Maybe not perfect or even not near perfect. The wall and the people tend to blend a little too much.
Yet I like the dynamic of this image. I feel like there is much happening.
Also I feel I am developing a ‘style’ albeit I am not really sure I’ll keep it. There is so much already, this brooding black and white type of raw images.
Just looking, just playing. Discovering. Already thinking about a social doc project.
The past few weeks I noticed how I try to include people in my photographs. I find it indeed very difficult to point a camera at someone. It feels like I am intruding in that person’s personal space. And when I come to think of it, I don’t really need them in my photographs. Well, maybe to show how huge something is when a human being is in a frame.
Yet I wish I could overcome this reluctance, this distance with other human beings.
In a few weeks I’ll be attending a workshop on street photography. One evening is about theory and the second half day is getting some practice.
Visiting the Boris Mikhailov exposition in Antwerp moved me very much and afterwards Sweetheart and I talked about documentary photography.
I took following a Syrian refugee arriving an trying to settle in my home town as an example.

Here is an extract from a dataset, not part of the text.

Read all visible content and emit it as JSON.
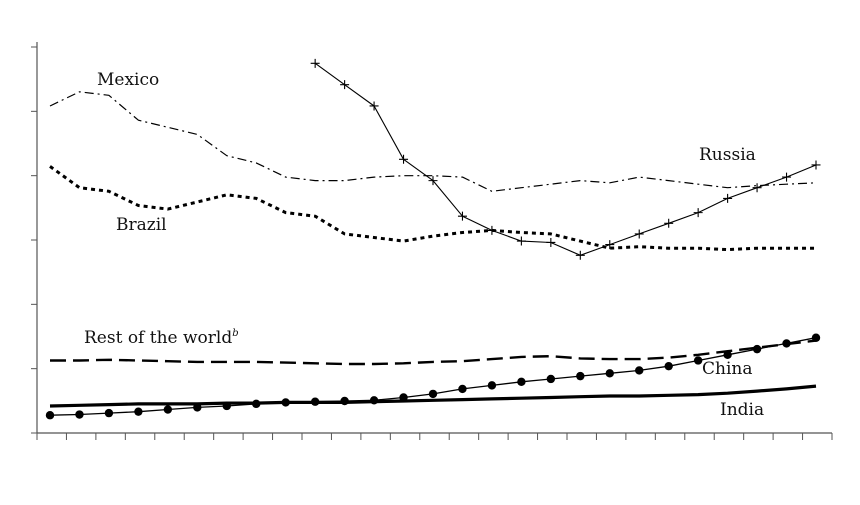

Maybe the project becomes an exposition, a book, whatever… I then would feel like I having exploited someone on my road to success.
Sweetheart thought people crave to tell their stories, and they could be examples for other new arrivals or open people’s eyes who tend to resent the whole refugee thing. It could be an interesting interplay and a potential win/win for both.
All this made me think and Sweetheart is well placed to help me in this matter. She asked me why I did not consider taking sponsorship of a newcomer so I could help a family with learning our language, helping them with their administration, helping them getting acquainted with the help agencies. I would be able to be a part of their life, make photographs, talk, interview, write.
Life has been rather friendly with me compared to what other experienced.
Today I can say I have a great job, my two daughters are doing okay and I have found the Love of my life. I’ve a roof, a bed and hot water. Food and beverages in abundance. I’m healthy.
I am happy.
Guess it is time to give something back. More on this later.